The role of glutathione S-transferases (GSTs) in insecticide resistance in crop pests and disease vectors

• Published in: Current opinion in insect science Vol. 27; pp. 97 - 102
• Main Authors: Pavlidi, Nena, Vontas, John, Van Leeuwen, Thomas
• Format: Journal Article
• Language: English
• Published: Netherlands Elsevier Inc 01.06.2018
• Subjects: Animals; arthropod pests; arthropods; Crops, Agricultural; disease vectors; genome; glutathione transferase; Glutathione Transferase - genetics; Glutathione Transferase - metabolism; Insect Proteins - genetics; Insect Proteins - metabolism; Insect Vectors - drug effects; Insect Vectors - genetics; Insecta - drug effects; Insecta - genetics; insecticide resistance; Insecticide Resistance - genetics; insecticides; Insecticides - pharmacology; insects; metabolism; oxidative stress; plant pests; resistance mechanisms; transcriptomics
• ISSN: 2214-5745; 2214-5745; 2214-5753
• DOI: 10.1016/j.cois.2018.04.007

•GSTs confer resistance by metabolizing or sequestering insecticides or by protecting against oxidative stress caused by insecticides.•The role of BdGSTe2, BdGSTe4 and AfGSTe2 in resistance has recently been validated by RNAi.•TuGSTd05, BmGSTu2 and AfGSTe2 have recently been shown to metabolize insecticides in vitro.
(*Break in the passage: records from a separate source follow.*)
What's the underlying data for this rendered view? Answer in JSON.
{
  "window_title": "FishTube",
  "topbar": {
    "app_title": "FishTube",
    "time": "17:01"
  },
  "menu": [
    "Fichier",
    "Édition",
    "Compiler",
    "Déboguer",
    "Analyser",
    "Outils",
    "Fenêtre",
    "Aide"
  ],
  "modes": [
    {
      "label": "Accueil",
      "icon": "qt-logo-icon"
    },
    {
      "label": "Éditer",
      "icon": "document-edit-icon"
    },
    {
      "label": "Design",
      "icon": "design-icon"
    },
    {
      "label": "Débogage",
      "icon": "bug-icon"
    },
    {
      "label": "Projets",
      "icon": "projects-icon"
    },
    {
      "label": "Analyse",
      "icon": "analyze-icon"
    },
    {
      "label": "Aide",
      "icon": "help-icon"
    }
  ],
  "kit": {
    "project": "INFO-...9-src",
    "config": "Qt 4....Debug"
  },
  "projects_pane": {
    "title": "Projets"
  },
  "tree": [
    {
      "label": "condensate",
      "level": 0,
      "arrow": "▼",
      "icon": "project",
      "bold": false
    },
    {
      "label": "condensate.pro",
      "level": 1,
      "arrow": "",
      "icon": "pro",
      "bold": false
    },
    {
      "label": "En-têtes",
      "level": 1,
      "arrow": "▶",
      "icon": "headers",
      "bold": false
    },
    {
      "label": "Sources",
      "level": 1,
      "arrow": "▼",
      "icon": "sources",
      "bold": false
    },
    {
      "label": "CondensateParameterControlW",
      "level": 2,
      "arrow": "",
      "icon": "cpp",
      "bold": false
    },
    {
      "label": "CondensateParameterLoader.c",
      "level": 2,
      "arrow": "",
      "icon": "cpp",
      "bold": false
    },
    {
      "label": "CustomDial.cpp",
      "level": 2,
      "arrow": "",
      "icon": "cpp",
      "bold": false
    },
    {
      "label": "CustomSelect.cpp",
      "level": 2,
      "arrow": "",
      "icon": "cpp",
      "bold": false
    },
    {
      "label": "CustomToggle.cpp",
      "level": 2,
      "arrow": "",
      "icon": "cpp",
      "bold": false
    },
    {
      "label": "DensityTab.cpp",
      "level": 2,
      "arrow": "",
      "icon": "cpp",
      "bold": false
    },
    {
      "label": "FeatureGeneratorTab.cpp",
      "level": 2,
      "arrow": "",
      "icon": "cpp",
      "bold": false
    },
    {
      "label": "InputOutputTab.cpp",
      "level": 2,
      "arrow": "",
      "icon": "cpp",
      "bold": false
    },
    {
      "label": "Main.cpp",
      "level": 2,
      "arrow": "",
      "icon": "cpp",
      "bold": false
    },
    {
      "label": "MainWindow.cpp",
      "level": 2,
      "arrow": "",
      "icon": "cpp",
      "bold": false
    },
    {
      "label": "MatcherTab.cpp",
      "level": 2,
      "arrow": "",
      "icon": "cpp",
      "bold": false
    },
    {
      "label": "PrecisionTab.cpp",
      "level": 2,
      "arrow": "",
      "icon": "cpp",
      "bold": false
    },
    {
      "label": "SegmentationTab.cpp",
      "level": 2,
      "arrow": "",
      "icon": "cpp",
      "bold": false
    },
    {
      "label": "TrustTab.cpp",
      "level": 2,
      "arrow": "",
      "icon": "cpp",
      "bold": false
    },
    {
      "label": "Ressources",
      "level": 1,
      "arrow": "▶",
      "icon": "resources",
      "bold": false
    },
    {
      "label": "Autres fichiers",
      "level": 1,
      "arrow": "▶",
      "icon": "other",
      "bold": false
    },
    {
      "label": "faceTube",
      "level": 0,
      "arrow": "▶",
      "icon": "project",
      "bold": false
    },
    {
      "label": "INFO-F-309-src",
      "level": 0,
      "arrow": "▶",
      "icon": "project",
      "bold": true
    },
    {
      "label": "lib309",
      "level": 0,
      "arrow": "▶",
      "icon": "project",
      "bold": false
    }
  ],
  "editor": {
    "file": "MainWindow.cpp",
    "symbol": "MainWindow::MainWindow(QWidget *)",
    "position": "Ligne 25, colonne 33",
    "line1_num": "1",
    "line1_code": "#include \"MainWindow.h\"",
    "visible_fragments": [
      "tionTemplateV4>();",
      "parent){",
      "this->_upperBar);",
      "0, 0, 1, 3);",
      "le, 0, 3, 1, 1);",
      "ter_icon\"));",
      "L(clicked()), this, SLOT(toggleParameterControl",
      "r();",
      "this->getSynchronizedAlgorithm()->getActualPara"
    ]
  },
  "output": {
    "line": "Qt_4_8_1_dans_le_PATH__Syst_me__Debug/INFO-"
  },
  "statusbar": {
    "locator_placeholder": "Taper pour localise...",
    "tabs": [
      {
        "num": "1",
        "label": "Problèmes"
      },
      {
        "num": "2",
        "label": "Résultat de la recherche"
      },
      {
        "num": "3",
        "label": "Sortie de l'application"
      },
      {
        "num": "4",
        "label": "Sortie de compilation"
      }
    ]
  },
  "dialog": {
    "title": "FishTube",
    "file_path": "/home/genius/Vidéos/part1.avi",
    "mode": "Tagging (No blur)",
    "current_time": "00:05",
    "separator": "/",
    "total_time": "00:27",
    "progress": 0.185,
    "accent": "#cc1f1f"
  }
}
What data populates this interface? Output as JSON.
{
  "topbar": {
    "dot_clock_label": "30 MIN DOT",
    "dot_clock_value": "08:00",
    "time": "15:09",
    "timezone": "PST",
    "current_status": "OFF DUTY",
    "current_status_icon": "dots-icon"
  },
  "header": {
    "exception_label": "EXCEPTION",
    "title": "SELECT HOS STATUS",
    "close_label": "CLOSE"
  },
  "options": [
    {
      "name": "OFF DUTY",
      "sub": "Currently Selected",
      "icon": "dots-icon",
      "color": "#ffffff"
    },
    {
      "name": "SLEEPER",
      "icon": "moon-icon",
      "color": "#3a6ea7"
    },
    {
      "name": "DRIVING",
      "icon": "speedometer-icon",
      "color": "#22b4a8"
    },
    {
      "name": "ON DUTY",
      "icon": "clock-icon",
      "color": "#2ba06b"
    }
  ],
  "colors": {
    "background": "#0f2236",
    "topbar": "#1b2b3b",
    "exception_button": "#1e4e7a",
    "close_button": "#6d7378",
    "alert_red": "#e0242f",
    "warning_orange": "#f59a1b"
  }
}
Insecticide resistance seriously threatens efficient arthropod pest management. Arthropod glutathione S-transferases (GSTs) confer resistance via direct metabolism or sequestration of chemicals, but also indirectly by providing protection against oxidative stress induced by insecticide exposure. To date, GST activity has been associated with resistance to all main classes of insecticides. However, recent advances in genome and transcriptome sequencing, together with modern genetic, functional and biochemical techniques, facilitate the unraveling of specific GST-mediated resistance mechanisms. Recently, the role of a number of GSTs (BdGSTe2, BdGSTe4, AfGSTe2) has been validated by (reverse) genetic methods in vivo, while a number of GSTs (BmGSTu2, TuGSTd05, AfGSTe2) have now been shown to metabolize insecticides in vitro.